Fat chance we’ll see a Romney White House governing so practically. Certainly, that would not be the approach favored by Ryan. And most certainly, the House GOP – assuming as I do it remains a stronghold of the Tea Party – would never allow it. Reagan would have been denounced as a traitor, or a socialist or worse. (Was he really born in Illinois? And what about that nickname – Dutch! We better check the birth certificate).

Sadly, many Democrats, too, prefer fantasy to fact—though perhaps more as political strategy than economic concept. Back when Paul Ryan first appeared on the scene, in early 2011, Democrats completely abandoned any effort to put Medicare’s trust fund on a sustainable course when polls revealed that Ryan’s proposal to reform it was political poison. Talk of compromise on this vital topic was replaced by tongue-in-cheek bumper stickers like Vote Republican, End Medicare.

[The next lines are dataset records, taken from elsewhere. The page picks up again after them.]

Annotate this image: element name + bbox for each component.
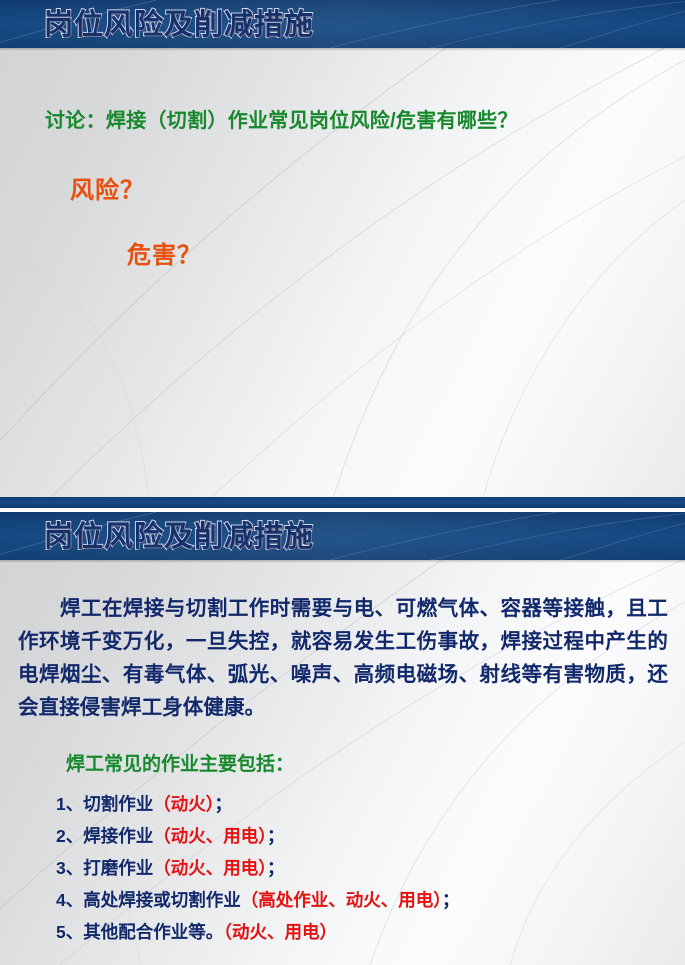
list-item-terminator: ； [442,890,460,910]
slide-2-title: 岗位风险及削减措施 [44,519,314,555]
list-item-terminator: ； [267,858,285,878]
list-item-label: 高处焊接或切割作业 [83,890,241,910]
list-item-label: 其他配合作业等。 [83,922,223,942]
slide-1-question-risk: 风险？ [70,170,145,205]
list-item-label: 打磨作业 [83,858,153,878]
slide-deck: 岗位风险及削减措施 讨论：焊接（切割）作业常见岗位风险/危害有哪些？ 风险？ 危… [0,0,685,965]
slide-1-title: 岗位风险及削减措施 [44,7,314,43]
list-item: 1、切割作业（动火）； [56,788,656,820]
background-arcs [0,0,685,508]
list-item-hazard-tag: （动火） [153,794,214,814]
slide-2-operation-list: 1、切割作业（动火）；2、焊接作业（动火、用电）；3、打磨作业（动火、用电）；4… [56,788,656,948]
list-item-number: 4、 [56,890,83,910]
list-item-label: 焊接作业 [83,826,153,846]
list-item-terminator: ； [214,794,232,814]
list-item-terminator: ； [267,826,285,846]
slide-1-footer-bar [0,497,685,508]
list-item: 3、打磨作业（动火、用电）； [56,852,656,884]
slide-1-discussion-text: 讨论：焊接（切割）作业常见岗位风险/危害有哪些？ [45,104,518,133]
list-item-number: 2、 [56,826,83,846]
list-item-label: 切割作业 [83,794,153,814]
list-item-number: 5、 [56,922,83,942]
slide-1: 岗位风险及削减措施 讨论：焊接（切割）作业常见岗位风险/危害有哪些？ 风险？ 危… [0,0,685,508]
list-item: 2、焊接作业（动火、用电）； [56,820,656,852]
slide-1-title-band: 岗位风险及削减措施 [0,0,685,48]
list-item-hazard-tag: （动火、用电） [223,922,337,942]
slide-2-paragraph: 焊工在焊接与切割工作时需要与电、可燃气体、容器等接触，且工作环境千变万化，一旦失… [18,592,668,724]
list-item-hazard-tag: （动火、用电） [153,826,267,846]
list-item-hazard-tag: （动火、用电） [153,858,267,878]
slide-2-title-shadow [0,560,685,563]
list-item: 4、高处焊接或切割作业（高处作业、动火、用电）； [56,884,656,916]
list-item-hazard-tag: （高处作业、动火、用电） [241,890,442,910]
list-item-number: 1、 [56,794,83,814]
slide-2-title-band: 岗位风险及削减措施 [0,512,685,560]
list-item-number: 3、 [56,858,83,878]
slide-1-question-harm: 危害？ [127,235,202,270]
slide-2-subheading: 焊工常见的作业主要包括： [66,749,294,776]
slide-2: 岗位风险及削减措施 焊工在焊接与切割工作时需要与电、可燃气体、容器等接触，且工作… [0,512,685,965]
slide-1-title-shadow [0,48,685,51]
list-item: 5、其他配合作业等。（动火、用电） [56,916,656,948]
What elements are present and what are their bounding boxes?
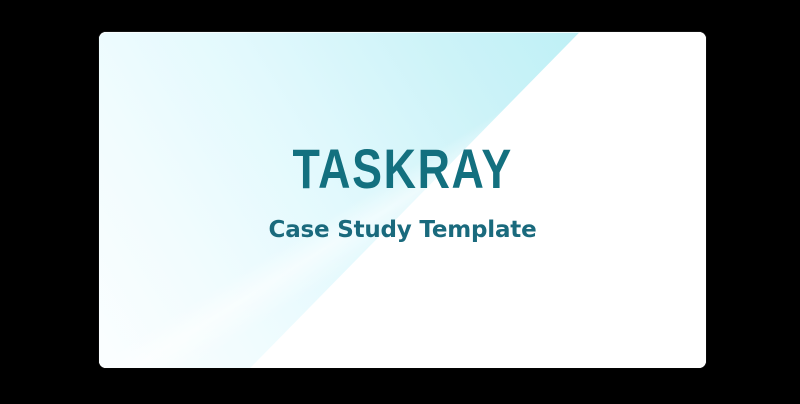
slide-title: TASKRAY xyxy=(292,141,512,197)
slide-subtitle: Case Study Template xyxy=(269,219,537,242)
screenshot-canvas: TASKRAY Case Study Template xyxy=(0,0,800,404)
slide-card[interactable]: TASKRAY Case Study Template xyxy=(99,32,706,368)
slide-text-block: TASKRAY Case Study Template xyxy=(99,32,706,368)
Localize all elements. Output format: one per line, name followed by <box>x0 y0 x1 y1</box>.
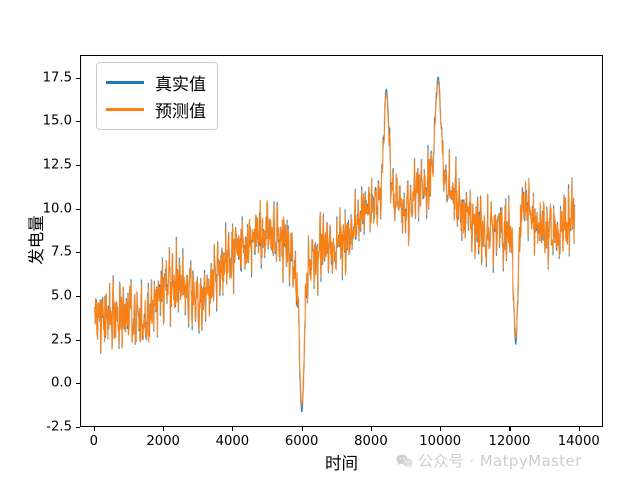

Once again, one of our two parties confused partisan interest with national interest. While Ryan’s plan does indeed ultimately end Medicare in its current form and represents a radical view, it could have also been the basis for a real discussion of how to save Medicare. No one should operate under the illusion that the program—or, for that matter, Social Security and Medicaid—can continue unreformed without destroying the US economy’s ability to grow. But politics, even two years before the 2012 presidential election, won the day.

Today, Medicare looks even less sustainable than it did in 2012. What’s the Democratic plan for saving it? So far, it seems like the plan is to confine any sentient conversation to two syllables so that Florida newspapers can write good headlines. If you wonder why American voters seem to be veering from right to left and back again in one election after another, this is part of it: “Victory” to both parties is identified in terms of votes rather than what is good for the United States and its citizens. What a shame its citizens aren’t just a bit harder to fool.

***An entertaining way to spend a few moments is to Google “mantle of Reagan.” The usual suspects struggling to don it, of course, but also some real laughers.